Is loyalty officially dead in football?
I don’t intend to harp on one of the biggest transfer sagas of the 2012-2013 season following ex-Gunner Robin Van Persie’s $37 million shock move to arch-rivals Manchester United, as it’s already sent shockwaves amongst Arsenal devotees across the globe.
However, it does throw up the prospect of a debate regarding whether a player is expected to be loyal to a club or be prepared to swap jerseys when the colour of money offered is too exciting to resist.
Has the glorious game turned into a business with money being the prime motive for a player?
Despite the fact that RVP’s spell at Arsenal had been constantly marred with injury over eight campaigns, manager Arsene Wenger continued to put faith in the striker over that entire period, and his perseverance finally paid off in the 2011-2012 season when the Dutchman topped the scoring charts with 30 goals and became a player in demand.
However, the untimely exit of the Dutchman has left the Arsenal fan filled with rage and disappointment, unlike the heart-wrenching departure of Thierry Henry in 2007, who was eventually voted in a poll held in 2008 as the greatest Gunner ever.
Let’s not forget that the business of sport has escalated to unprecedented levels in the last decade and, therefore, shock transfers such as RVP’s are bound to become routine since it’s all about the money.
Another player who made news with his transfer was Samuel Eto’o, who moved from Inter Milan to Russian outfit Anzhi Makhachkala in 2011 for a jaw-dropping salary of $485,000 a week!
This is the player who’s been the subject of relentless ridicule during his stints in both Spain and Italy over the years, and for him to decide to move to the volatile Russian league proves again that players are indeed lured by the size of the salary package offered.
But, on the other end of the spectrum, there are players who epitomise commitment and sincerity to their club.
For instance, Italian legend Alessandro Del Piero stayed at Juventus for nearly 20 years, despite its relegation to Serie B in 2006. Moreover, he proved to be the driving force not only in their quest to qualify back into Serie A in 2008 but also when Juventus emerged victorious in Serie A in the 2011-2012 season.
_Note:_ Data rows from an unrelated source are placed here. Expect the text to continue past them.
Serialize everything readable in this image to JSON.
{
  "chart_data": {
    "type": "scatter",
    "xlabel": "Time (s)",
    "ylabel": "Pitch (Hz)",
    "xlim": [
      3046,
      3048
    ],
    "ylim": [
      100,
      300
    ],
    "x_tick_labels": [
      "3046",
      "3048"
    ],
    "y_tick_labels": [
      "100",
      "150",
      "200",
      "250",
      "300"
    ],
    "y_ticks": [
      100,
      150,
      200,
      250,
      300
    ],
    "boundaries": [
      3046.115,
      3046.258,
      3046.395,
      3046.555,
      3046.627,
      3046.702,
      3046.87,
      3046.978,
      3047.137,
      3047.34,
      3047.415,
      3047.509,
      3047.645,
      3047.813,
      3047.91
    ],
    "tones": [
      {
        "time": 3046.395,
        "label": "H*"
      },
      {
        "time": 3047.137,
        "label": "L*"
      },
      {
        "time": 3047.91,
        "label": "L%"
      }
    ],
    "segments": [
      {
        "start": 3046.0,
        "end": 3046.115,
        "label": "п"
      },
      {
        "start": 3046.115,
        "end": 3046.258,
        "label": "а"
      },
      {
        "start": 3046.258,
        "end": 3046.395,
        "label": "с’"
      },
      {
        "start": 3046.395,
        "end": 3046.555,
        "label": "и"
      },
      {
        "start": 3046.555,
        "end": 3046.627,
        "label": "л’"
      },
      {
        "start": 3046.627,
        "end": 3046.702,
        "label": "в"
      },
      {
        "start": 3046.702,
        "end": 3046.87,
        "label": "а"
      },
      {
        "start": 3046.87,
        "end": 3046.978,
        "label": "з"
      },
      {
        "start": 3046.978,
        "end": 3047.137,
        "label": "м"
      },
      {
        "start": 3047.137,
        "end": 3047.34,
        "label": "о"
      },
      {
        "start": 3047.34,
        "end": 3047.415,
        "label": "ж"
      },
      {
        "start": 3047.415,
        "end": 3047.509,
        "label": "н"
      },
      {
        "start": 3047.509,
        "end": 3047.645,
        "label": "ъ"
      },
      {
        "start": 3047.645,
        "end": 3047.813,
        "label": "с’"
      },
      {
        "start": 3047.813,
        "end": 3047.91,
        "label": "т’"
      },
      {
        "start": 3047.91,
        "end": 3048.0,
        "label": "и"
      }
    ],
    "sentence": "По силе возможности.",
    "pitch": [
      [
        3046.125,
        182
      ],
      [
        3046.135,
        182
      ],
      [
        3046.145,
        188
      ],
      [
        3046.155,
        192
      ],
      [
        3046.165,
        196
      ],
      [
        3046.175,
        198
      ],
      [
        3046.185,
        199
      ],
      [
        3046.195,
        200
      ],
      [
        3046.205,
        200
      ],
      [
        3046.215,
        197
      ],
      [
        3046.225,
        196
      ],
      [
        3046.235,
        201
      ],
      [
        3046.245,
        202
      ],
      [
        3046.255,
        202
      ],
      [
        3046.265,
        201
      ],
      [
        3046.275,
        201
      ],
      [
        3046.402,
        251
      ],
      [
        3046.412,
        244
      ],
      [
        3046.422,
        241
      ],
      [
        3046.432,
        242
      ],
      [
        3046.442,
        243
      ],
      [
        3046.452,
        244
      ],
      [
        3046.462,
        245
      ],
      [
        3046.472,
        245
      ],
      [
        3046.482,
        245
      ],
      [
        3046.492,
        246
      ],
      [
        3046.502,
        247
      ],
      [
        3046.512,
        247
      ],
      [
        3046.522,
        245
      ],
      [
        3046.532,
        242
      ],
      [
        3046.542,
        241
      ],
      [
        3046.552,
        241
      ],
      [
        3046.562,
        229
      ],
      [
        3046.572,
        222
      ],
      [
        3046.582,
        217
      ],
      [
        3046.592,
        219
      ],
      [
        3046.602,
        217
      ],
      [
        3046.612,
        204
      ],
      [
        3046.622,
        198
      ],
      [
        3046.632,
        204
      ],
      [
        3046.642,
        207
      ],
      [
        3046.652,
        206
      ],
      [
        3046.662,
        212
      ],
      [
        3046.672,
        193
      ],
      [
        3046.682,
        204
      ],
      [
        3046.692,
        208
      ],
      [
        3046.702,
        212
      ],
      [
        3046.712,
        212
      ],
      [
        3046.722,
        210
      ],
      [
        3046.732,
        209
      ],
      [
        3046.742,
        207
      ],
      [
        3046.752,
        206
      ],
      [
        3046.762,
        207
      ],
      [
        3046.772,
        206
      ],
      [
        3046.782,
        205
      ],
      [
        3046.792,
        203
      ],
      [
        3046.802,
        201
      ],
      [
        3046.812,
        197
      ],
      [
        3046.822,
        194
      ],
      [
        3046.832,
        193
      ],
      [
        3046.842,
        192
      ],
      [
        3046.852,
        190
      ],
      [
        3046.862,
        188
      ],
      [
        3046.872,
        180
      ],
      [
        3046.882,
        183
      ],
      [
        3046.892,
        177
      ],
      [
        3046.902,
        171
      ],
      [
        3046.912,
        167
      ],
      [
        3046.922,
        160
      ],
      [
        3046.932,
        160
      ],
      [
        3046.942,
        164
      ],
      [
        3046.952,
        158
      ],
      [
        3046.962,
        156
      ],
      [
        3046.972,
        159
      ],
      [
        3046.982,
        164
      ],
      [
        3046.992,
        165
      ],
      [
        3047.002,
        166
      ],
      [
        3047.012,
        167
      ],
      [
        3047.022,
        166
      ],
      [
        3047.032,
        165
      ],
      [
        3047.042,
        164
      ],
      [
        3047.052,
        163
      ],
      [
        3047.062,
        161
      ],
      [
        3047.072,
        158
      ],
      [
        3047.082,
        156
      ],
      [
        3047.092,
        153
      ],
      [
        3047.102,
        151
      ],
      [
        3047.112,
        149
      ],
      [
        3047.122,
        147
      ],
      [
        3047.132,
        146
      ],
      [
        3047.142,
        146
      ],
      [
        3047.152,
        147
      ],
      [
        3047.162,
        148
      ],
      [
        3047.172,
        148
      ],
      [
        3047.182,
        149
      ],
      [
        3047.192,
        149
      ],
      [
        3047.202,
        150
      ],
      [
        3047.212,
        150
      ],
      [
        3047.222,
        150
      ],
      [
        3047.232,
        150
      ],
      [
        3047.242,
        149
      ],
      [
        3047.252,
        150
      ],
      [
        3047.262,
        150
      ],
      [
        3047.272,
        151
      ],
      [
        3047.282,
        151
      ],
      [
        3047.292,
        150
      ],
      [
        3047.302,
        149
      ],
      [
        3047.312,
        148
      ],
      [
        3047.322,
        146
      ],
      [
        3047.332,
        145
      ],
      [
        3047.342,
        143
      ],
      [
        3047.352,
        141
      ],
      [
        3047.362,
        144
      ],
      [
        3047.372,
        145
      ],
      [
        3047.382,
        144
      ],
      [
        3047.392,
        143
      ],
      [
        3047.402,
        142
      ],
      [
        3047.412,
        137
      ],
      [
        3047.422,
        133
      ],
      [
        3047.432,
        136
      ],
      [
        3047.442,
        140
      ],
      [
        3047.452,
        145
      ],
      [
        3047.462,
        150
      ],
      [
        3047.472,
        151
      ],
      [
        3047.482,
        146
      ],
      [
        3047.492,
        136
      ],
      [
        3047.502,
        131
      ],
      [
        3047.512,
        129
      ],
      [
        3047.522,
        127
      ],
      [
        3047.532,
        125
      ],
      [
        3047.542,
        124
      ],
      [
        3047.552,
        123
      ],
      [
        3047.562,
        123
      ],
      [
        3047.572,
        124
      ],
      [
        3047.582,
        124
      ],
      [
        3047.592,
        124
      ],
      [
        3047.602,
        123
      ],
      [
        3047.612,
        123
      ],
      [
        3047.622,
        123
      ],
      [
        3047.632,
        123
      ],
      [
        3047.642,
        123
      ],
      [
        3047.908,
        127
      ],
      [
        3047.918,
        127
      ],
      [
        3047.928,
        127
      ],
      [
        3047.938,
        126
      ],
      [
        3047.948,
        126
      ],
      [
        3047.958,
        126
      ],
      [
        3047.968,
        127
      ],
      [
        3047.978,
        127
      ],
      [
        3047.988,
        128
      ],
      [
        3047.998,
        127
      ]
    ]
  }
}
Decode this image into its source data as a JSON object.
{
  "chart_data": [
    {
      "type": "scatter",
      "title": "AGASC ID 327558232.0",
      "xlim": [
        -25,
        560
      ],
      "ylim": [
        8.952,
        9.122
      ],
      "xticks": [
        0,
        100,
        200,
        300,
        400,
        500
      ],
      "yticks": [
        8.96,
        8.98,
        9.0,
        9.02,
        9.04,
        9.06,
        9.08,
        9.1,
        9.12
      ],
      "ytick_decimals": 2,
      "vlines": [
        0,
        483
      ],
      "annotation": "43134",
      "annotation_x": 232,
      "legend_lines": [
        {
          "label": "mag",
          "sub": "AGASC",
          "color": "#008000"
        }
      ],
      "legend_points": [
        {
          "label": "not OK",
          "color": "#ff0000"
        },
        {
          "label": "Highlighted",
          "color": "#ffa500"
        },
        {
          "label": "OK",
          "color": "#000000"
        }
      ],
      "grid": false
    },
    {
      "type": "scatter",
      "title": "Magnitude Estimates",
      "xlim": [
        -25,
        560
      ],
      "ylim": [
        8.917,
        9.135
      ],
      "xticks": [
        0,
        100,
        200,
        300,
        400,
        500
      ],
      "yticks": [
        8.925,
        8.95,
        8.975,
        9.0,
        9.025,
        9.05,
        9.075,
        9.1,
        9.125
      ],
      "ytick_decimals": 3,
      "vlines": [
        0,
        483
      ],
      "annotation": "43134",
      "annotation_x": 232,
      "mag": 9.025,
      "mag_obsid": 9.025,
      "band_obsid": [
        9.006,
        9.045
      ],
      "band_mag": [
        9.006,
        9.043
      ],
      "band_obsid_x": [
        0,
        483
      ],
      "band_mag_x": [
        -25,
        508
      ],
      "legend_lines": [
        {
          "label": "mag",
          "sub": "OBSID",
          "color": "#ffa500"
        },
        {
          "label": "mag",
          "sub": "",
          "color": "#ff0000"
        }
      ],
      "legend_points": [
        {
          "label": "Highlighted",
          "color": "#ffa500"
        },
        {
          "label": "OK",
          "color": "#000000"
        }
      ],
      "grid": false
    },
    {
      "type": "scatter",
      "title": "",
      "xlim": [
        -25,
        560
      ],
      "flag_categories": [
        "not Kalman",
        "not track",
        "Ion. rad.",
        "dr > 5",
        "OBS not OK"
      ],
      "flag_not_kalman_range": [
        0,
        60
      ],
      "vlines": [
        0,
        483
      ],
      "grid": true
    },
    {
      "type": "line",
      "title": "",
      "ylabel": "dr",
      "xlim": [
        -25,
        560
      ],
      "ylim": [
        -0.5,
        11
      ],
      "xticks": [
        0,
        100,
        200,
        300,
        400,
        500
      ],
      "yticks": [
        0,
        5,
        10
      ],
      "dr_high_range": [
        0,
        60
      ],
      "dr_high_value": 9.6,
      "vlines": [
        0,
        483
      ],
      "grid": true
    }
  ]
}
Carlton Cole stuck with West Ham United despite interests shown from other clubs when WHU was demoted to the Championship in 2011. What was even more fascinating was the fact that he agreed to nearly a 50 percent salary pay cut and deservedly put in a match-winning performance in the play-off final against Blackpool (2-1) to rocket his side back into the Premier League.
Well, it’s not everyday we come across players such as Cole and Del Piero, who have shown tremendous devotion to their clubs over extended periods despite the pit-falls.
While we all chase money in our careers in the professional world, aren’t footballers also entitled to the same freedom to make a decision and go where the big bucks are?
From the passionate fan’s perspective, it’s a hard situation to accept, but maybe we should think more from our minds rather than from the heart.